优化催化剂 ${\mathrm{小号}\mathrm{Ø}}_{\mathrm{2个}}$ 加氢脱硫（HDS）是符合有关环境要求的关键步骤 ${\mathrm{小号}\mathrm{Ø}}_{\mathrm{2个}}$排放。据报导，磷化镍是HDS反应的有效催化剂。然而，HDS反应如何在磷化镍上进行还不是很清楚。在这种情况下，本工作着重于对机械的理解。${\mathrm{小号}\mathrm{Ø}}_{\mathrm{2个}}$ HDS反应过度 ${\mathrm{ñ}\mathrm{一世}}_5{\mathrm{P}}_4$表面。两种反应物的吸附${\mathrm{小号}\mathrm{Ø}}_{\mathrm{2个}}$ 和 ${\mathrm{H}}_{\mathrm{2个}}$ 分子，在低折射率方面 ${\mathrm{ñ}\mathrm{一世}}_5{\mathrm{P}}_4$使用密度研究晶体（0  0  1），（0  1  1），（1  1  1），（1  1  0），（1  0  1），（0  1  0）和（1  0  0）表面功能理论（DFT）计算。的稳定性${\mathrm{ñ}\mathrm{一世}}_5{\mathrm{P}}_4$检查了表面，发现（0  0  1）表面是最稳定的表面。因此，进行了微动力学建模。${\mathrm{ñ}\mathrm{一世}}_5{\mathrm{P}}_4$（0  0  1）表面可预测催化的优选途径。对...的反应${\mathrm{H}}_{\mathrm{2个}}\mathrm{小号}$，主要产品，在低于700 K的反应温度下表现出100％的选择性，但是对 ${\mathrm{H}}_{\mathrm{2个}}\mathrm{Ø}$在较高温度下变得占主导地位。这是因为HS的障碍^-加氢至${\mathrm{H}}_{\mathrm{2个}}\mathrm{小号}$ （1.20 eV）低于OH加氢至 ${\mathrm{H}}_{\mathrm{2个}}\mathrm{Ø}$（2.37 eV）。
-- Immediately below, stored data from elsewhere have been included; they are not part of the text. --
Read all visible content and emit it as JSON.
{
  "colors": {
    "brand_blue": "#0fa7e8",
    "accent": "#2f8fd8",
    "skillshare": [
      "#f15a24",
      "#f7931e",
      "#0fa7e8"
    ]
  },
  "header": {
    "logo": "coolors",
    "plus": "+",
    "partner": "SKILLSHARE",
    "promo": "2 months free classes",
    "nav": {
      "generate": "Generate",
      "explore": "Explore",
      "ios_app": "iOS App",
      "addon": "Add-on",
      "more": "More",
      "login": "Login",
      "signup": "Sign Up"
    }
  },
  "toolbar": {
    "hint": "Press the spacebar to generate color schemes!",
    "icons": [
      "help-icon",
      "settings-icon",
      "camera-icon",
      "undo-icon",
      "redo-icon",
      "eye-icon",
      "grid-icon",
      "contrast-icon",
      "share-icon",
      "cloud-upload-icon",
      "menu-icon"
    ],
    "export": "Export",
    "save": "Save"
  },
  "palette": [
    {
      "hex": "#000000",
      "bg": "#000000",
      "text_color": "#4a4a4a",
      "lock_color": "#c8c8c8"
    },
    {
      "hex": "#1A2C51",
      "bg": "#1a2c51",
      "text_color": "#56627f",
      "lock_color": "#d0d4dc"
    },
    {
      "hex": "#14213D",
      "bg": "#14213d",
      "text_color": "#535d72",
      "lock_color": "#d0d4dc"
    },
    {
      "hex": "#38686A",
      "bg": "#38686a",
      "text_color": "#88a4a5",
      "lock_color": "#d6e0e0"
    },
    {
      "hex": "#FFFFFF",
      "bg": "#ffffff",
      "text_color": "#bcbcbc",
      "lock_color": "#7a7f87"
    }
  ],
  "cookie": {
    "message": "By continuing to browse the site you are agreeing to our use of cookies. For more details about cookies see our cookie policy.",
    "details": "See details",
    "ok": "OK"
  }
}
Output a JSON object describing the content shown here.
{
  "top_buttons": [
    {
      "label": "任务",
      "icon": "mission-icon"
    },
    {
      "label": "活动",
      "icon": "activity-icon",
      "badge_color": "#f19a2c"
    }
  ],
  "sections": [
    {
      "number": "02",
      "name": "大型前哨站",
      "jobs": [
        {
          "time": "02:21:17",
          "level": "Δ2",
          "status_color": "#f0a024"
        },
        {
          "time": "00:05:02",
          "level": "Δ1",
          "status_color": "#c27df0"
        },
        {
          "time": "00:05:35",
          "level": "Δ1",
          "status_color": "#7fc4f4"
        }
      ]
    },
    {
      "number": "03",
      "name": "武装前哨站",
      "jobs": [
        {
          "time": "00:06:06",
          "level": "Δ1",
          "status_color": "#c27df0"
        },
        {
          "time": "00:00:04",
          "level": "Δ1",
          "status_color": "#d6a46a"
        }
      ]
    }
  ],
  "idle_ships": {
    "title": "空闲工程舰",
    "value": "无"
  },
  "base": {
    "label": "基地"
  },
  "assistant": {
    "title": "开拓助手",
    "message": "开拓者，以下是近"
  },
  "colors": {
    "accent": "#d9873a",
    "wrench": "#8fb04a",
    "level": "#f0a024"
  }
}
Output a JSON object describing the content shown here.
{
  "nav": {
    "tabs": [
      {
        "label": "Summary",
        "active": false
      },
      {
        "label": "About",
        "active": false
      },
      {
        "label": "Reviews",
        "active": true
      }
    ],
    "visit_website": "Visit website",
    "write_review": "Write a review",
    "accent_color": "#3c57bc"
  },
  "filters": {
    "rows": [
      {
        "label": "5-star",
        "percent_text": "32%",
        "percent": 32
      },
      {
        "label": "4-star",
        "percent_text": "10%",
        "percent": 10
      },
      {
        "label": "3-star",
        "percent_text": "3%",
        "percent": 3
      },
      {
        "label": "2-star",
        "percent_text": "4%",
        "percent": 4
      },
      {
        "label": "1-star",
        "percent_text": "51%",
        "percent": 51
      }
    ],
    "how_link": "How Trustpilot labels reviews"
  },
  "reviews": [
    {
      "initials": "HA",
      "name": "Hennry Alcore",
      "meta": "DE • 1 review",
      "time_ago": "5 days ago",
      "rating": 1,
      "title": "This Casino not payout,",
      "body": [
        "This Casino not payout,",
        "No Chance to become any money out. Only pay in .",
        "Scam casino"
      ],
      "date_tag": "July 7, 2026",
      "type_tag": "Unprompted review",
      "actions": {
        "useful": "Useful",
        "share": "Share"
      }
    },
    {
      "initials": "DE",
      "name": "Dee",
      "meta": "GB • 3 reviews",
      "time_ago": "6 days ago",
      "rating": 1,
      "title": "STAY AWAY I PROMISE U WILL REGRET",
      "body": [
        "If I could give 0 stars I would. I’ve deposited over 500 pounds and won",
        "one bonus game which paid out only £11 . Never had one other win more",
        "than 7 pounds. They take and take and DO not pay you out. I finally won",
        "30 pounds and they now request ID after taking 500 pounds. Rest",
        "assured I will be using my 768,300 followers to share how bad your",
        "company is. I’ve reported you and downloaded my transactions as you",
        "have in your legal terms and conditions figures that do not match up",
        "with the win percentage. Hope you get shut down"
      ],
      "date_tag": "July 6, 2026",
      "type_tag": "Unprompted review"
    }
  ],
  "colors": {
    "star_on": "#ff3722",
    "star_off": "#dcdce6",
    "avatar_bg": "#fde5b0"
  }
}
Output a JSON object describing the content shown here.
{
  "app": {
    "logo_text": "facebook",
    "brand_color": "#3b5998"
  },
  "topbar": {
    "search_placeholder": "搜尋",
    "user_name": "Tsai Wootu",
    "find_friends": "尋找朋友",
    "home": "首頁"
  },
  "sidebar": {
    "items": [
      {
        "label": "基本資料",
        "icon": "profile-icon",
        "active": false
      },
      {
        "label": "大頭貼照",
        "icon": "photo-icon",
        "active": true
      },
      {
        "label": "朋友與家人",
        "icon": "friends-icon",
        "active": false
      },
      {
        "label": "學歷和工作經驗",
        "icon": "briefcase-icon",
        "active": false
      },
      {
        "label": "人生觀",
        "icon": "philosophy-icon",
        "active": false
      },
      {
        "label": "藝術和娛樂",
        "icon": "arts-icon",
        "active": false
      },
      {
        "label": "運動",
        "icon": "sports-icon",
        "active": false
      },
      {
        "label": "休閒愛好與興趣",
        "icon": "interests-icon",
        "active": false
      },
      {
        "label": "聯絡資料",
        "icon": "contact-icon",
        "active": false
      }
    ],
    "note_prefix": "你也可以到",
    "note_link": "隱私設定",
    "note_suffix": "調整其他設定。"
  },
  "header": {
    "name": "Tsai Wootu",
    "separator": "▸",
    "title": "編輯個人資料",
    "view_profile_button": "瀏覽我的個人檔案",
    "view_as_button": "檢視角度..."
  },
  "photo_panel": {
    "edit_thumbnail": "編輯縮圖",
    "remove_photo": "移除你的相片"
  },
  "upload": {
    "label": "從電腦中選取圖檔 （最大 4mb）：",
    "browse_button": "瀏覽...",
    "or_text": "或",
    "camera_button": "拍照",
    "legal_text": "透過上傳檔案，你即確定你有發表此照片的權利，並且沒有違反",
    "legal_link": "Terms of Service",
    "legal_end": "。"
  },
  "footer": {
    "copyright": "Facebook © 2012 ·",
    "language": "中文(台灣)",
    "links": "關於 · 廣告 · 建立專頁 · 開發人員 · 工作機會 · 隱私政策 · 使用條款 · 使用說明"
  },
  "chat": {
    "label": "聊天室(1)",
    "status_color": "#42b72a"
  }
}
该模型揭示HS的是转换^-离子${\mathrm{H}}_{\mathrm{2个}}\mathrm{小号}$ 是反应温度低于500 K时的速率控制步骤，而 ${\mathrm{H}}_{\mathrm{2个}}\mathrm{小号}$在较高的温度下，解吸控制了总反应速率。在400-800 K的反应温度范围内，HDS反应的表观活化能从195降低至48 kJ / mol。${\mathrm{小号}\mathrm{Ø}}_{\mathrm{2个}}$ 和 ${\mathrm{H}}_{\mathrm{2个}}$ 随着温度的升高而增加，在800 K时分别达到0.15和1.0。